Discussion and Decision
The drug incident was a genuine news story of significant prominence with relevance to the local community as well as the wider New Zealand public. As a news story it does not require a balance of “good and bad” and therefore it is not reasonable to expect all aspects of the college to be canvassed. The Press Council regularly rules that balance can be achieved over time and often cannot be expected to be achieved within the constraints of a single news story.
The complaint on the grounds of accuracy relates to naming the drug as ecstasy, a Class B drug. Later police confirmed that it was the Class C drug BZP involved in the incident.
The editor says the information that the drug was ecstasy came from a trusted source.

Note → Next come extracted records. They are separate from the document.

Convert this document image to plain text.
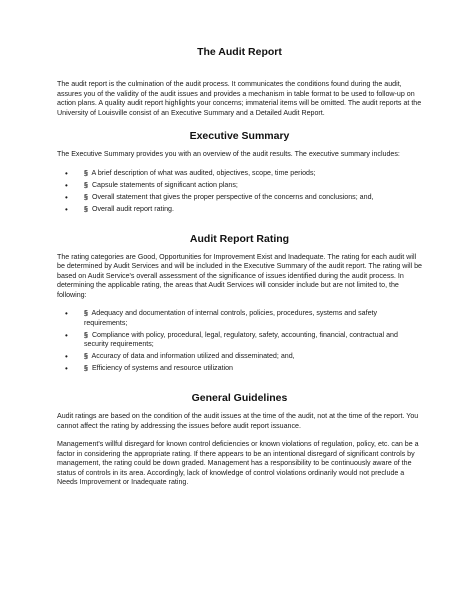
The Audit Report

The audit report is the culmination of the audit process. It communicates the conditions found during the audit, assures you of the validity of the audit issues and provides a mechanism in table format to be used to follow-up on action plans. A quality audit report highlights your concerns; immaterial items will be omitted. The audit reports at the University of Louisville consist of an Executive Summary and a Detailed Audit Report.

Executive Summary

The Executive Summary provides you with an overview of the audit results. The executive summary includes:

• § A brief description of what was audited, objectives, scope, time periods;
• § Capsule statements of significant action plans;
• § Overall statement that gives the proper perspective of the concerns and conclusions; and,
• § Overall audit report rating.
Audit Report Rating

The rating categories are Good, Opportunities for Improvement Exist and Inadequate. The rating for each audit will be determined by Audit Services and will be included in the Executive Summary of the audit report. The rating will be based on Audit Service's overall assessment of the significance of issues identified during the audit process. In determining the applicable rating, the areas that Audit Services will consider include but are not limited to, the following:

• § Adequacy and documentation of internal controls, policies, procedures, systems and safety requirements;
• § Compliance with policy, procedural, legal, regulatory, safety, accounting, financial, contractual and security requirements;
• § Accuracy of data and information utilized and disseminated; and,
• § Efficiency of systems and resource utilization
General Guidelines

Audit ratings are based on the condition of the audit issues at the time of the audit, not at the time of the report. You cannot affect the rating by addressing the issues before audit report issuance.

Management's willful disregard for known control deficiencies or known violations of regulation, policy, etc. can be a factor in considering the appropriate rating. If there appears to be an intentional disregard of significant controls by management, the rating could be down graded. Management has a responsibility to be continuously aware of the status of controls in its area. Accordingly, lack of knowledge of control violations ordinarily would not preclude a Needs Improvement or Inadequate rating.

The Council notes that while the intro states “A group of six young students was rushed to hospital after an overdose of the drug ecstasy”, other statements were more equivocal: the subheading “suspected of being high on ecstasy”; “they are believed to have taken” and “Urine samples taken were to be sent away for testing to confirm what they’d taken.”
The Council also notes that as soon as the police confirmed it was the Class C drug BZP Waikato Times published the fact.
Under the circumstances, the complaint of inaccuracy is not upheld. The newspaper, finding itself to have reported inaccurately, moved quickly to correct a genuine error.
Mr Pietkiewicz’s complaint on the principle of confidentiality is not upheld as he did not establish the use of any confidential information.
The frustration of the complainant at a seemingly endless series of negative stories about Fairfield College, while understandable, must be balanced against the newspaper’s role in reporting news. Would a newspaper be of any value to its readers if it chose not to report a story such as this one because it might throw a poor light upon a college? The newspaper’s response to the online petition to support the college by running a news story on page two demonstrates that the Waikato Times is willing to write good news stories about Fairfield College where it can.

Dissent: Pip Bruce Ferguson would have upheld on accuracy. The Waikato Times, on two separate occasions, declared the drug to be ecstasy when it wasn't, and Dr Bruce Ferguson believed that they should have exercised more caution given the 'shock value' of ecstasy being distributed in a high school.

Mr Peitkiewicz’s complaints against Waikato Times are not upheld by a majority of 8:1.